SELECT ?type ?typeLabel WHERE {
  wd:Q302 wdt:P1853 ?type.
  SERVICE wikibase:label { bd:serviceParam wikibase:language "[AUTO_LANGUAGE],en". }
}

The results are:

wd:Q19831455AB
t505463773t505463773

t505463773 is the string representation of an RDF blank node, which in this context means unknown value. Since we don’t use blank nodes anywhere else in the Wikibase RDF export format, I think it would be a nice idea for the label service to display this as “unknown value”.

(Slight complication: ideally, “unknown value” should of course be localized, but as far as I can tell the entire query service doesn’t yet have any i18n infrastructure.)

Event Timeline

Restricted Application added a project: Discovery. · View Herald TranscriptAug 13 2017, 2:00 PM
Restricted Application added subscribers: PokestarFan, Aklapper. · View Herald Transcript

I think it would be a nice idea for the label service to display this as “unknown value”.

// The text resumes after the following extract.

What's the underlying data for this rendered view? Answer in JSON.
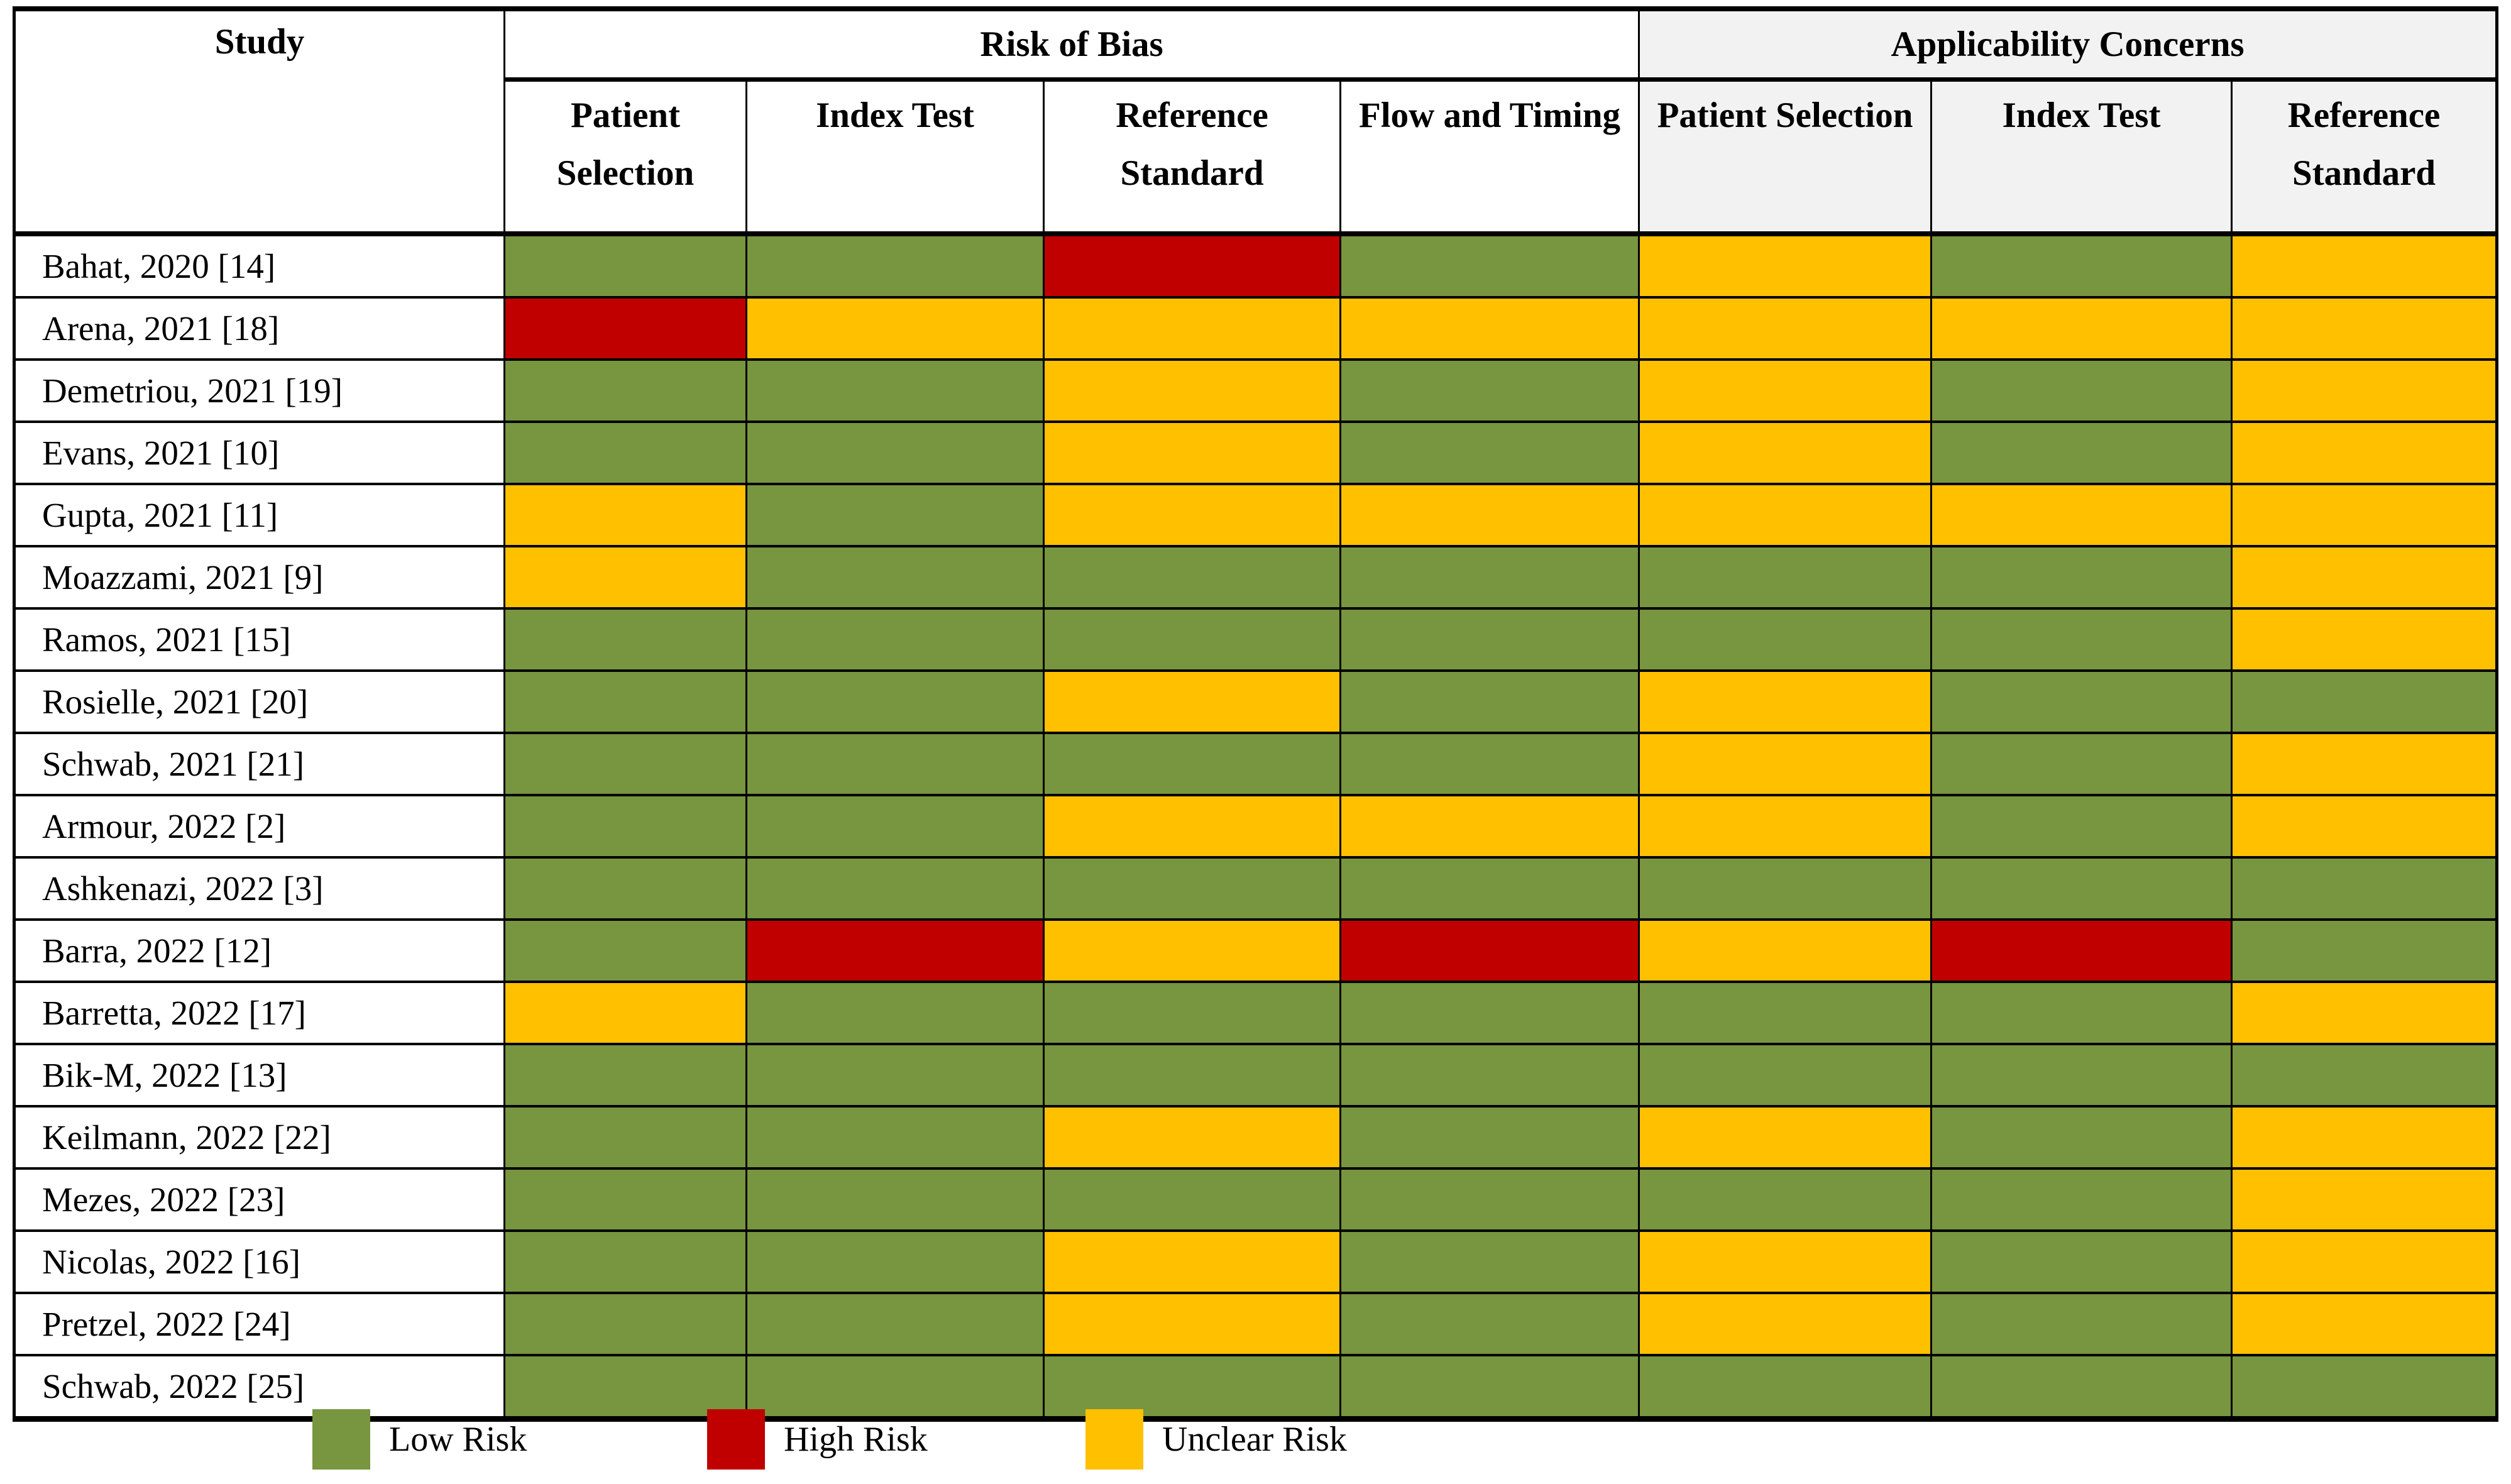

In GUI, certainly, but in API results, I don't think so. For two reasons:

  1. Tools that process data should be able to easily spot such kind of data. t\d+ is easy enough, "unknown value" in 200 languages may be much harder.
  2. These IDs actually have meaning, even if rather obscure and mostly useless one. Bnodes are not all equal - different bnodes are different things. If we replace them all with the same string, we will create an illusion that the values are actually equal, and for some tools that do not know about string "unknown value" being special (in all 200 languages) it may mislead them into thinking two bnodes are equal, which is almost always wrong.
Smalyshev renamed this task from Convert blank nodes to “unknown value” in label service to Convert blank nodes to “unknown value” .Aug 13 2017, 7:29 PM
Smalyshev triaged this task as Medium priority.

Isn’t the label service a kind of GUI-like thing already? Tools that process data should primarily look at the value itself, not at the label, and the same goes for tools that are actually interested in the bnode’s identity: they can all still select the regular variable (in the example query, ?type) and continue to use it as before.

In fact, any tool that looks at the label to distinguish bnodes, or to decide that t\d+ must mean “unknown value”, is broken already, since any regular entity can also have such a label.

True, but it is also possible that the label is "unknown value", so it also makes it potentially misleading. "Special" values are always problematic...

Yes, but the point of the label isn’t to be unambiguous anyways.

I see that the response is

		<result>
			<binding name='type'>
				<bnode>t1514691780</bnode>
			</binding>
			<binding name='typeLabel'>
				<literal>t1514691780</literal>
			</binding>
		</result>

Would that work if the API returns again a blank node instead of trying to deal with the string?

		<result>
			<binding name='type'>
				<bnode>t1514691780</bnode>
			</binding>
			<binding name='typeLabel'>
				<bnode>t1514691780</bnode>
			</binding>
		</result>

The UI could do something special when it encounters blank nodes.